Чародей вновь оглядел Лана и коротко поклонился, одним лишь кивком:

— Сожалею о родине твоей, хоть и скорби не могу разделить, но знаю, какого это, когда корни вырваны. — Он вновь протянул ему плошку, — Пей, если хочешь для навок незаметным остаться. Я Станимир, приставлен к вам проводником сквозь топи. Долго вы, я околел уж.

Послушно испив горького напитка, Лан вернул чародею чашу. Станимир подал зелье Даряну.

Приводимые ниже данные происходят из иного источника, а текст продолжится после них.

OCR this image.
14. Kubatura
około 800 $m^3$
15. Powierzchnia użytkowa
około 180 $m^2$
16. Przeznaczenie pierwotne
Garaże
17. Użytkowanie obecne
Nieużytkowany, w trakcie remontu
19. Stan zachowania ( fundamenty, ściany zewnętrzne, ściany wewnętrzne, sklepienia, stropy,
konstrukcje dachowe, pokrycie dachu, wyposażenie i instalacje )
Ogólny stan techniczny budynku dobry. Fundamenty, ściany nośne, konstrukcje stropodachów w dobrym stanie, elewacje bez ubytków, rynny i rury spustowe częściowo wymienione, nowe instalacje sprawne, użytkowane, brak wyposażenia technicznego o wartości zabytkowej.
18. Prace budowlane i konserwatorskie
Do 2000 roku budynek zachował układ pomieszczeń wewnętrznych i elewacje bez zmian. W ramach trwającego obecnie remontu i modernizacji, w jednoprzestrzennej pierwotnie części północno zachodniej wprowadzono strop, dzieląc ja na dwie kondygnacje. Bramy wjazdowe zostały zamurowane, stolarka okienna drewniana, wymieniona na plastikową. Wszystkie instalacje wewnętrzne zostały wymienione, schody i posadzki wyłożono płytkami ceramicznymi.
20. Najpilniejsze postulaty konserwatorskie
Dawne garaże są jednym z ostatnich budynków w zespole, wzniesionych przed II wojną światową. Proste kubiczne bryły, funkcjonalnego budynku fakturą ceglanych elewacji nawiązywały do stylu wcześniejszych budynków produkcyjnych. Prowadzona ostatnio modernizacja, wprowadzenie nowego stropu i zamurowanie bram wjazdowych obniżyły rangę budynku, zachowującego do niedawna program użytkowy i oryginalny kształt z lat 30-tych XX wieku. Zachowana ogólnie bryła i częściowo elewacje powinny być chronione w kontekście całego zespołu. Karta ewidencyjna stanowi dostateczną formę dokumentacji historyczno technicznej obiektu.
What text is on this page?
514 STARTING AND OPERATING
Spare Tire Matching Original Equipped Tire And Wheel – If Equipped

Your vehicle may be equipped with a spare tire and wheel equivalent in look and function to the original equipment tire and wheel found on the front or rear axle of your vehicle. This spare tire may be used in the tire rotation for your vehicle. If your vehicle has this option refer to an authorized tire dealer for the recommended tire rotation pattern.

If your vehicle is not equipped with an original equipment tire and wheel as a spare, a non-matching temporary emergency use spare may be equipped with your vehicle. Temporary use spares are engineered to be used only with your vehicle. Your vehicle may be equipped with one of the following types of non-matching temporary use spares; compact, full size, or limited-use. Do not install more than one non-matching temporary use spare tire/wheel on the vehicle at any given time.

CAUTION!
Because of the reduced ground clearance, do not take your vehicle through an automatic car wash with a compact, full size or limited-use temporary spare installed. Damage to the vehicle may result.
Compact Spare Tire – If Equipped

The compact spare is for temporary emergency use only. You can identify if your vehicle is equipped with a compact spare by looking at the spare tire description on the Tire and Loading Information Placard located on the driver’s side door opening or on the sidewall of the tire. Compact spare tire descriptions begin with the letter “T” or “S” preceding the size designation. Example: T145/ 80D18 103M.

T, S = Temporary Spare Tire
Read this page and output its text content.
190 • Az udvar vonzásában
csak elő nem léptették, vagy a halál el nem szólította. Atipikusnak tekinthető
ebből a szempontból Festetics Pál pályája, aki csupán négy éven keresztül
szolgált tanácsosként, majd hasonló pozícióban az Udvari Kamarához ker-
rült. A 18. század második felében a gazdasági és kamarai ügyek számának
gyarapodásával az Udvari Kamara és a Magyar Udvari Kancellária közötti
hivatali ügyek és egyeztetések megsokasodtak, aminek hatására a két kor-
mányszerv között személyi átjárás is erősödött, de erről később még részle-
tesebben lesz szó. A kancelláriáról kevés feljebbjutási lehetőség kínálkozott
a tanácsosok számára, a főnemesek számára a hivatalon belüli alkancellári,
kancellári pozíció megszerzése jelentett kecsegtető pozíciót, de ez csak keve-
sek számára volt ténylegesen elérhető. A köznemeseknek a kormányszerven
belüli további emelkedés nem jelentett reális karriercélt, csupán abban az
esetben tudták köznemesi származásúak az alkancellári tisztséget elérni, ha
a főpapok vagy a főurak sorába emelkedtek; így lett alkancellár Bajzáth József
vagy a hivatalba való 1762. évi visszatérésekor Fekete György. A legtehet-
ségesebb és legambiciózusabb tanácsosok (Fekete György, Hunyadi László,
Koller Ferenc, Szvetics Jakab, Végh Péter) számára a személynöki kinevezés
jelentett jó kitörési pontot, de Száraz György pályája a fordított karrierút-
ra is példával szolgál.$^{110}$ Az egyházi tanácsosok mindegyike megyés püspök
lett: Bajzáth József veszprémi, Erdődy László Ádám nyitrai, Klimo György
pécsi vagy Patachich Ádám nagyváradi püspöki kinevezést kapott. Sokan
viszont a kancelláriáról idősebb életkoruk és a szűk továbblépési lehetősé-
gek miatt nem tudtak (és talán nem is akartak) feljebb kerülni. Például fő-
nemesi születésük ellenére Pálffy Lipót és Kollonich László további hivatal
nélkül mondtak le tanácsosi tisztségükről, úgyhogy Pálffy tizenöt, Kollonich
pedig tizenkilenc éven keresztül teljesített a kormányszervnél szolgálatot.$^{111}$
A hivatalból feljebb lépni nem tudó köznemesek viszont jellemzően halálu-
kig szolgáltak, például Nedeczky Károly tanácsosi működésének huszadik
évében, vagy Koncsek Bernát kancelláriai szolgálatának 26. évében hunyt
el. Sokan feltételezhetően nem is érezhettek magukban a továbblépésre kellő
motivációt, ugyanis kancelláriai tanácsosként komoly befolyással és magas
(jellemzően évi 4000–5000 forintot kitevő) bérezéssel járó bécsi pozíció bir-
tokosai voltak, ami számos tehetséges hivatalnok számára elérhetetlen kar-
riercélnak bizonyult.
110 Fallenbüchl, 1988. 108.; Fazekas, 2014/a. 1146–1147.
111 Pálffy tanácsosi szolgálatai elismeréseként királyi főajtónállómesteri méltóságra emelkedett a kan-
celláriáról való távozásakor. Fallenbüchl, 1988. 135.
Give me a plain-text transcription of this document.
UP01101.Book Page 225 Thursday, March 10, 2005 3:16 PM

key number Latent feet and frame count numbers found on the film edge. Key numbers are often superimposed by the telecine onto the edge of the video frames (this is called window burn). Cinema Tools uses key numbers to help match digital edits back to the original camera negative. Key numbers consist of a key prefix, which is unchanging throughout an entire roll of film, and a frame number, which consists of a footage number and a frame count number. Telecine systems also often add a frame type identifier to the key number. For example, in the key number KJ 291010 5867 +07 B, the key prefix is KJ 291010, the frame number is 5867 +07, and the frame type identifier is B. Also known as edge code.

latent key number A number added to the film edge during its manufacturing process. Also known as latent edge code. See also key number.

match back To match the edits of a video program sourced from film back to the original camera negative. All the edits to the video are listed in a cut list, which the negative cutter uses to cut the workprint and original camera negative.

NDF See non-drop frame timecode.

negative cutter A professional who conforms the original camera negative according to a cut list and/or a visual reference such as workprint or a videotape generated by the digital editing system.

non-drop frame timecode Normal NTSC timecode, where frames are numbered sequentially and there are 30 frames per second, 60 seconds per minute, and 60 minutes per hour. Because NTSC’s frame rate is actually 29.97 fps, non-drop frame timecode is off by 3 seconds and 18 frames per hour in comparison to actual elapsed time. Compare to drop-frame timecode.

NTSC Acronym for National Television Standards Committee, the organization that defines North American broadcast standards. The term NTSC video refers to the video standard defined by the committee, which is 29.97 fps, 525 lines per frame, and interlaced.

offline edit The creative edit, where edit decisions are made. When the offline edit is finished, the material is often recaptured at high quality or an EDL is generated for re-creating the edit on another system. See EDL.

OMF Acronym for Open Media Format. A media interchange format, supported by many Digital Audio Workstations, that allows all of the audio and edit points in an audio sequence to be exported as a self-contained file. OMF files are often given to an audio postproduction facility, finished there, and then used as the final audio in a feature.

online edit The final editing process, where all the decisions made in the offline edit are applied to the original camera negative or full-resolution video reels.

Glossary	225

— Ну и гадость! — Богатырь высунул язык, будто ветер мог сдуть с него горечь. — И чего это ты, каждому встречному зелья свои предлагаешь.

— Да.

Ничего не сказав более, Станимир поднял с земли ободранную от сучков ветку, высотой с него самого, и пошёл вперёд. Сперва он простукивал землю перед собой палкой, а только затем делал шаг. Двигались они очень медленно, Лану казалось порой, что и вовсе топчутся на месте.

К вечеру кроны деревьев стали гуще, и даже те жалкие толики солнечного света, что пропускали тучи, перестали освещать землю. Слева и справа слышались приглушённые всплески, но сколько Лан не вглядывался, никак не мог разглядеть ничего, кроме грязи и тёмных стволов.

— Здесь встанем, спешивайтесь, — чародей опустился на одно колено и вновь принялся шептать над ладонями, после он что-то бросил на землю, и скоро в том месте занялся огонь.

— И пошто только коней мучаем, — Дарян передал поводья Лану, — Всё равно что улитки ползём. Станимир, ты бы хоть предупредил, оставили бы мы животин витязям.

— Не знал я, что пройти не получится. Ополчилось на нас болото, давно уж дороге должно было показаться. — Чародей обернулся к Лану, — Далеко не вяжи. Плохое предчувствие у меня. Сердце будто в камень сковало.

— Ты мне зубы не заговаривай и писаря моего не пугай, он и так еле дышит, — Дарян опустился к огню. — Может сухостоя поискать? Долго твоё колдунстов гореть будет?

— Всё, что видишь ты, принадлежит Царице, без её дозволения брать ничего нельзя. А дозволения мы не получили, иначе давно бы на дорогу вышли. Не по нраву вы ей.

— А может из тебя проводник плохой?

На выпад Даряна Станимир смолчал. Он спрятал ладони в рукава, опустил капюшон на лицо и замер. Его грудь мерно вздымалась, как у спящего. Позавидовав способности чародея уснуть столь быстро в холоде и на голодный желудок, Лан устало привалился к дереву. Мокрая кора холодила спину, но так лучше, чем лежать на земле. Богатырь же подложил под себя плащ и достал припасы. Откусив от хлеба, он поморщился, затем взялся за шмат вяленой баранины, и вновь его рот недовольно скривился.

— Ну-ка, дружок, — Дарян передал надкусанное мясо Лану, — Захворал я, или верно испортилось оно.